Biancamaria Consales
Così ha stabilito la prima sezione civile della Corte di cassazione, pronunciandosi, con sentenza n. 2034 del 13 febbraio 2012, sul risarcimento dei danni non patrimoniali, riconosciuti nel precedente grado di giudizio ad un dipendente del Comune, cui gli era stata negata la dipendenza da causa di servizio per una patologia da cui era affetto.
Il dichiarato danno non patrimoniale, conseguente alla lesione del proprio diritto alla riservatezza, sopraggiungeva dal momento in cui la responsabile dell’area direzionale del Comune, che appunto aveva negato il riconoscimento, riportava nell’atto amministrativo diagnosi, cure, natura ed effetti della patologia e ne disponeva la pubblicazione nell’Albo Pretorio del Comune per 15 giorni.
La Corte di cassazione ha ribadito l’illiceità del comportamento per violazione dell’art. 2 della Costituzione e delle disposizioni di cui al D.Lgs. 193/2003 (Codice della privacy), cioè per illegittima divulgazione dei dati personali e sensibili riguardanti la salute.
In particolare, la pubblica amministrazione ha violato il principio di pertinenza e di non eccedenza, principio secondo cui commette un illecito se effettua il trattamento di un dato che risulti eccedente le finalità pubbliche da soddisfare. Nella fattispecie, il trattamento dei dati sensibili è risultato eccedente la funzione pubblica (quella della pubblicazione dell’atto).
La pubblicazione della determinazione amministrativa, infatti, era avvenuta in modo tale per cui chiunque avrebbe potuto leggerne la motivazione e apprendere le informazioni sulla salute del soggetto interessato. Di conseguenza, un ulteriore pregiudizio derivava proprio dalla specifica preoccupazione dell’attore della possibile lettura dell’atto amministrativo da parte di un numero indeterminato di soggetti, e dunque dal fatto di non sapere quali e quante persone avevano in realtà conosciuto la propria situazione di salute.

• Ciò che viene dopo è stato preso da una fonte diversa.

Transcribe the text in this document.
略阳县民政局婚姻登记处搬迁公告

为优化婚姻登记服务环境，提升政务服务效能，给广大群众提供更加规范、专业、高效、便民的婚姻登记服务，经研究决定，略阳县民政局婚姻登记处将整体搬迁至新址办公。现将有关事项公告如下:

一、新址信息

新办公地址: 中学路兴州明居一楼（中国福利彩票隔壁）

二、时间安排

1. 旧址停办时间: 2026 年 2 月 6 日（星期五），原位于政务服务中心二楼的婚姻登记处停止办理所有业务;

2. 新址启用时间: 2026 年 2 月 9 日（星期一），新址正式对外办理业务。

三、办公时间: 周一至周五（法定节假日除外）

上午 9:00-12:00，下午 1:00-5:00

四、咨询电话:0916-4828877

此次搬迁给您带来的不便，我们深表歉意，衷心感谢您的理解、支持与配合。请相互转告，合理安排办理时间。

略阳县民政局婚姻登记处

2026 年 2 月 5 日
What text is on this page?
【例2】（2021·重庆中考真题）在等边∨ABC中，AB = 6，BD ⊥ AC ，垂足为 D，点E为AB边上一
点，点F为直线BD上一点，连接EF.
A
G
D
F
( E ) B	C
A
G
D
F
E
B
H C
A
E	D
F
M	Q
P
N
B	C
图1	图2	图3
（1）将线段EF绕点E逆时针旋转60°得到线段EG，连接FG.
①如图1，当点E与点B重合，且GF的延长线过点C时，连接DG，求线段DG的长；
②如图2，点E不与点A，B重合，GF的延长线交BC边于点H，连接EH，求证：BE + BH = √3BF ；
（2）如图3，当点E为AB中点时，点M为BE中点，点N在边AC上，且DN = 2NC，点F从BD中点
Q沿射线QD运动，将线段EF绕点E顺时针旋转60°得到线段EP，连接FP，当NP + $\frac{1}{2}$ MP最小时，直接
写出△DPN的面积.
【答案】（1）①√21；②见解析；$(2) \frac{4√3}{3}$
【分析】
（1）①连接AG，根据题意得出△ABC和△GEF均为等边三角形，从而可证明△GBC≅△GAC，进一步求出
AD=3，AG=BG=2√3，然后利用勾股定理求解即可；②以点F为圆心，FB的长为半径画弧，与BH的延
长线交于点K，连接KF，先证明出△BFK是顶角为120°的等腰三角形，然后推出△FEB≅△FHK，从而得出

D’altronde le stesse motivazione dell’atto si sarebbero potute egualmente esprimere adottando una differente modalità di notificazione o più semplicemente sarebbe, bastato per tutelare il soggetto interessato, l’utilizzo di “omissis”.
Debole è apparsa la difesa della responsabile dell’area direzionale del Comune, la quale, oltre a sosteneva che il pregiudizio arrecato non fosse stato minimamente provato, ma solo supposto, ribatteva che gli incaricati dell’affissione all’albo degli atti comunali avevano sì affisso la determinazione, ma in parte sovrapposta ad altra deliberazione, per cui in concreto non sarebbe stato possibile al pubblico accertare il contenuto della motivazione contenente la pretesa violazione del diritto alla riservatezza.